By Joyce Caughron Rhodes
Once again, the trail down Memory Lane, led to this tale of honesty. I believe this trait was embedded in me after thinking God might strike me dead, because I kept one of his nickel from the collection plate. I believe some of the actions of my parents played a bigger part.
One time my Momma, my siblings and I walked to town so she could buy groceries. I don’t know if you remember but I mentioned we lived about the distance from East End to Tiptonville from our town of Obion. Well, we made the round trip and when we got home Momma decided for some reason to count her change.
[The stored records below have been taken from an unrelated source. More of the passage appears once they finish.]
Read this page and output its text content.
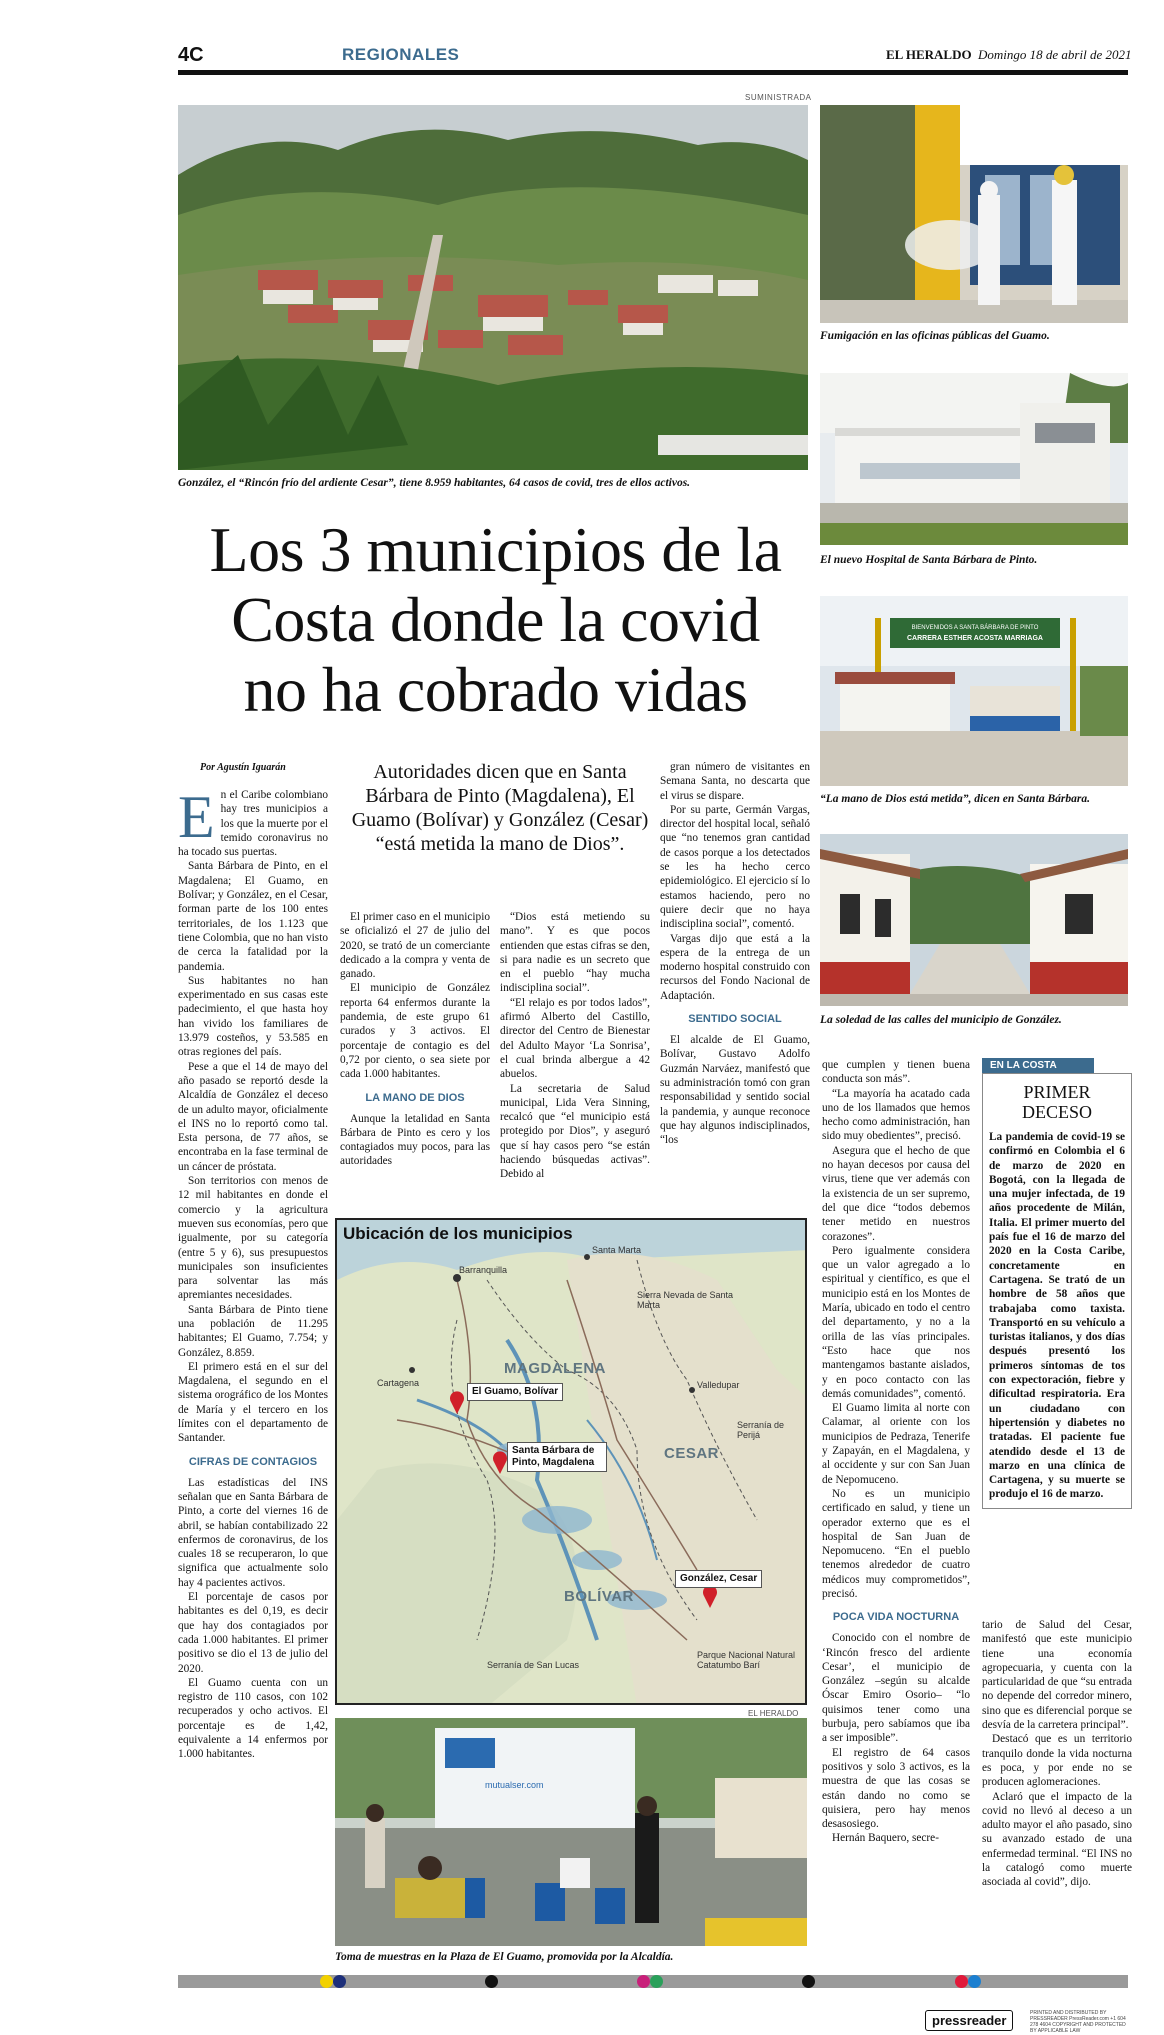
4C	REGIONALES	EL HERALDO Domingo 18 de abril de 2021
SUMINISTRADA
González, el “Rincón frío del ardiente Cesar”, tiene 8.959 habitantes, 64 casos de covid, tres de ellos activos.
Fumigación en las oficinas públicas del Guamo.
El nuevo Hospital de Santa Bárbara de Pinto.
BIENVENIDOS A SANTA BÁRBARA DE PINTO
CARRERA ESTHER ACOSTA MARRIAGA
“La mano de Dios está metida”, dicen en Santa Bárbara.
La soledad de las calles del municipio de González.
Los 3 municipios de la
Costa donde la covid
no ha cobrado vidas
Por Agustín Iguarán	Autoridades dicen que en Santa Bárbara de Pinto (Magdalena), El Guamo (Bolívar) y González (Cesar) “está metida la mano de Dios”.
E n el Caribe colombiano hay tres municipios a los que la muerte por el temido coronavirus no ha tocado sus puertas.

Santa Bárbara de Pinto, en el Magdalena; El Guamo, en Bolívar; y González, en el Cesar, forman parte de los 100 entes territoriales, de los 1.123 que tiene Colombia, que no han visto de cerca la fatalidad por la pandemia.

Sus habitantes no han experimentado en sus casas este padecimiento, el que hasta hoy han vivido los familiares de 13.979 costeños, y 53.585 en otras regiones del país.

Pese a que el 14 de mayo del año pasado se reportó desde la Alcaldía de González el deceso de un adulto mayor, oficialmente el INS no lo reportó como tal. Esta persona, de 77 años, se encontraba en la fase terminal de un cáncer de próstata.

Son territorios con menos de 12 mil habitantes en donde el comercio y la agricultura mueven sus economías, pero que igualmente, por su categoría (entre 5 y 6), sus presupuestos municipales son insuficientes para solventar las más apremiantes necesidades.

Santa Bárbara de Pinto tiene una población de 11.295 habitantes; El Guamo, 7.754; y González, 8.859.

El primero está en el sur del Magdalena, el segundo en el sistema orográfico de los Montes de María y el tercero en los límites con el departamento de Santander.

CIFRAS DE CONTAGIOS

Las estadísticas del INS señalan que en Santa Bárbara de Pinto, a corte del viernes 16 de abril, se habían contabilizado 22 enfermos de coronavirus, de los cuales 18 se recuperaron, lo que significa que actualmente solo hay 4 pacientes activos.

El porcentaje de casos por habitantes es del 0,19, es decir que hay dos contagiados por cada 1.000 habitantes. El primer positivo se dio el 13 de julio del 2020.

El Guamo cuenta con un registro de 110 casos, con 102 recuperados y ocho activos. El porcentaje es de 1,42, equivalente a 14 enfermos por 1.000 habitantes.

El primer caso en el municipio se oficializó el 27 de julio del 2020, se trató de un comerciante dedicado a la compra y venta de ganado.

El municipio de González reporta 64 enfermos durante la pandemia, de este grupo 61 curados y 3 activos. El porcentaje de contagio es del 0,72 por ciento, o sea siete por cada 1.000 habitantes.

LA MANO DE DIOS

Aunque la letalidad en Santa Bárbara de Pinto es cero y los contagiados muy pocos, para las autoridades

“Dios está metiendo su mano”. Y es que pocos entienden que estas cifras se den, si para nadie es un secreto que en el pueblo “hay mucha indisciplina social”.

“El relajo es por todos lados”, afirmó Alberto del Castillo, director del Centro de Bienestar del Adulto Mayor ‘La Sonrisa’, el cual brinda albergue a 42 abuelos.

La secretaria de Salud municipal, Lida Vera Sinning, recalcó que “el municipio está protegido por Dios”, y aseguró que sí hay casos pero “se están haciendo búsquedas activas”. Debido al

gran número de visitantes en Semana Santa, no descarta que el virus se dispare.

Por su parte, Germán Vargas, director del hospital local, señaló que “no tenemos gran cantidad de casos porque a los detectados se les ha hecho cerco epidemiológico. El ejercicio sí lo estamos haciendo, pero no quiere decir que no haya indisciplina social”, comentó.

Vargas dijo que está a la espera de la entrega de un moderno hospital construido con recursos del Fondo Nacional de Adaptación.

SENTIDO SOCIAL

El alcalde de El Guamo, Bolívar, Gustavo Adolfo Guzmán Narváez, manifestó que su administración tomó con gran responsabilidad y sentido social la pandemia, y aunque reconoce que hay algunos indisciplinados, “los

que cumplen y tienen buena conducta son más”.

“La mayoría ha acatado cada uno de los llamados que hemos hecho como administración, han sido muy obedientes”, precisó.

Asegura que el hecho de que no hayan decesos por causa del virus, tiene que ver además con la existencia de un ser supremo, del que dice “todos debemos tener metido en nuestros corazones”.

Pero igualmente considera que un valor agregado a lo espiritual y científico, es que el municipio está en los Montes de María, ubicado en todo el centro del departamento, y no a la orilla de las vías principales. “Esto hace que nos mantengamos bastante aislados, y en poco contacto con las demás comunidades”, comentó.

El Guamo limita al norte con Calamar, al oriente con los municipios de Pedraza, Tenerife y Zapayán, en el Magdalena, y al occidente y sur con San Juan de Nepomuceno.

No es un municipio certificado en salud, y tiene un operador externo que es el hospital de San Juan de Nepomuceno. “En el pueblo tenemos alrededor de cuatro médicos muy comprometidos”, precisó.

POCA VIDA NOCTURNA

Conocido con el nombre de ‘Rincón fresco del ardiente Cesar’, el municipio de González –según su alcalde Óscar Emiro Osorio– “lo quisimos tener como una burbuja, pero sabíamos que iba a ser imposible”.

El registro de 64 casos positivos y solo 3 activos, es la muestra de que las cosas se están dando no como se quisiera, pero hay menos desasosiego.

Hernán Baquero, secre-

EN LA COSTA
PRIMER DECESO
La pandemia de covid-19 se confirmó en Colombia el 6 de marzo de 2020 en Bogotá, con la llegada de una mujer infectada, de 19 años procedente de Milán, Italia. El primer muerto del país fue el 16 de marzo del 2020 en la Costa Caribe, concretamente en Cartagena. Se trató de un hombre de 58 años que trabajaba como taxista. Transportó en su vehículo a turistas italianos, y dos días después presentó los primeros síntomas de tos con expectoración, fiebre y dificultad respiratoria. Era un ciudadano con hipertensión y diabetes no tratadas. El paciente fue atendido desde el 13 de marzo en una clínica de Cartagena, y su muerte se produjo el 16 de marzo.

tario de Salud del Cesar, manifestó que este municipio tiene una economía agropecuaria, y cuenta con la particularidad de que “su entrada no depende del corredor minero, sino que es diferencial porque se desvía de la carretera principal”.

Destacó que es un territorio tranquilo donde la vida nocturna es poca, y por ende no se producen aglomeraciones.

Aclaró que el impacto de la covid no llevó al deceso a un adulto mayor el año pasado, sino su avanzado estado de una enfermedad terminal. “El INS no la catalogó como muerte asociada al covid”, dijo.

Ubicación de los municipios
MAGDALENA
CESAR
BOLÍVAR
El Guamo, Bolívar
Santa Bárbara de Pinto, Magdalena
González, Cesar
Barranquilla
Santa Marta
Sierra Nevada de Santa Marta
Valledupar
Cartagena
Serranía de Perijá
Serranía de San Lucas
Parque Nacional Natural Catatumbo Barí
EL HERALDO
mutualser.com
Toma de muestras en la Plaza de El Guamo, promovida por la Alcaldía.
pressreader	PRINTED AND DISTRIBUTED BY PRESSREADER PressReader.com +1 604 278 4604 COPYRIGHT AND PROTECTED BY APPLICABLE LAW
To her surprise she noticed she had a quarter too much. In those days a quarter could buy much more than today.
Momma said, “Joyce, will you take this quarter back to the store?” and I said, “Of course I will.” She knew I would love skating back to town.
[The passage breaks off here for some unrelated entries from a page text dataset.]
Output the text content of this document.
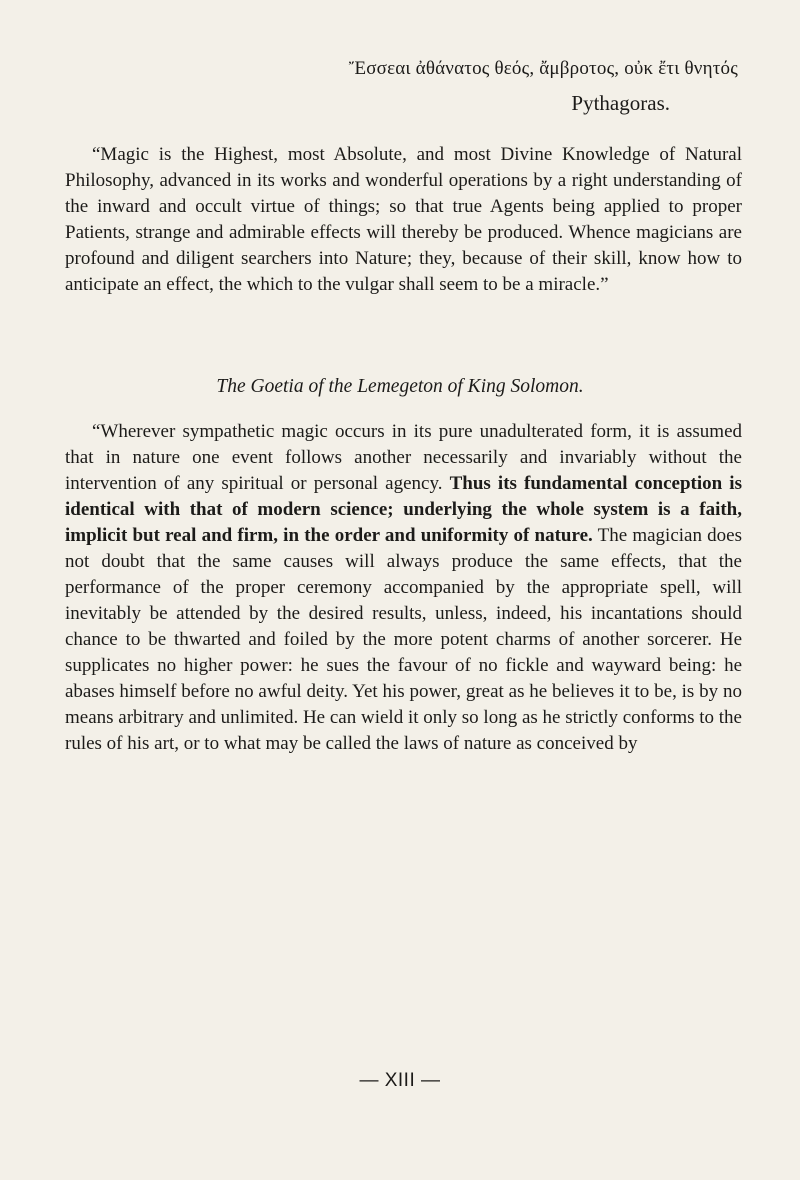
Ἔσσεαι ἀθάνατος θεός, ἄμβροτος, οὐκ ἔτι θνητός
Pythagoras.
“Magic is the Highest, most Absolute, and most Divine Knowledge of Natural Philosophy, advanced in its works and wonderful operations by a right understanding of the inward and occult virtue of things; so that true Agents being applied to proper Patients, strange and admirable effects will thereby be produced. Whence magicians are profound and diligent searchers into Nature; they, because of their skill, know how to anticipate an effect, the which to the vulgar shall seem to be a miracle.”
The Goetia of the Lemegeton of King Solomon.
“Wherever sympathetic magic occurs in its pure unadulterated form, it is assumed that in nature one event follows another necessarily and invariably without the intervention of any spiritual or personal agency. Thus its fundamental conception is identical with that of modern science; underlying the whole system is a faith, implicit but real and firm, in the order and uniformity of nature. The magician does not doubt that the same causes will always produce the same effects, that the performance of the proper ceremony accompanied by the appropriate spell, will inevitably be attended by the desired results, unless, indeed, his incantations should chance to be thwarted and foiled by the more potent charms of another sorcerer. He supplicates no higher power: he sues the favour of no fickle and wayward being: he abases himself before no awful deity. Yet his power, great as he believes it to be, is by no means arbitrary and unlimited. He can wield it only so long as he strictly conforms to the rules of his art, or to what may be called the laws of nature as conceived by
— XIII —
Thinking of honesty, I also thought of integrity and this led to this memory of my Daddy. Later in life, he owned a welding shop in Troy, Tennessee.
My uncle and aunt were visiting from Florida and he offered to go pick my Daddy up at the shop.
He told us when they got home,” Ed had already locked the shop and this farmer drove up and wanted to know if your Daddy would weld some part for him.” He said, “Your Daddy opened the shop and welded the piece and the farmer wanted to know how much he owed him?”
Daddy said, “Fifty cents.”
My Uncle John replied, “Edward, I wouldn’t open the shop back up for Fifty cents!” Daddy told him, “I didn’t want to overcharge him and he needed the part fixed.”
Now, I recall another memory about honesty.
I’m sure Harry Lee would not want me to tell this, but this is what happened. We had gone to Hernando, Mississippi to get married. It was on June 9, 1950. My girlfriend Carolyn DeMyer and our friend Robert Vaughn had gone with us; this is probably another tale for later.
I told Harry Lee I would not be able to go to his house for another week. I think I also told him before we married anyway, he could not understand why I couldn’t go with him. I told him, “I just can’t go now.” I stayed with my girlfriend, Lulu. We were out of school and she had rented an apartment in the old Wilson Hotel in downtown, Obion. She had a new job and wanted to be close to her work so I stayed with her. He did come to see me every day.
I had a part-time job, working about 2 or 3 hours in the afternoons, at Nichols Variety Store. I also owed this store $10.00 on purchases, I had previously made. Later, when I told him why I stayed he could hardly believe it. “I could have paid for that. I had plenty of money in my pocket.” He said, “I always had money.” I knew this was probably true, because he worked parttime in the grocery store.
“I know,” I told him, “but this is not your bill and I didn’t want you to pay for something I owed.” Maybe I did take this ‘honesty’ a bit too far, looking back now.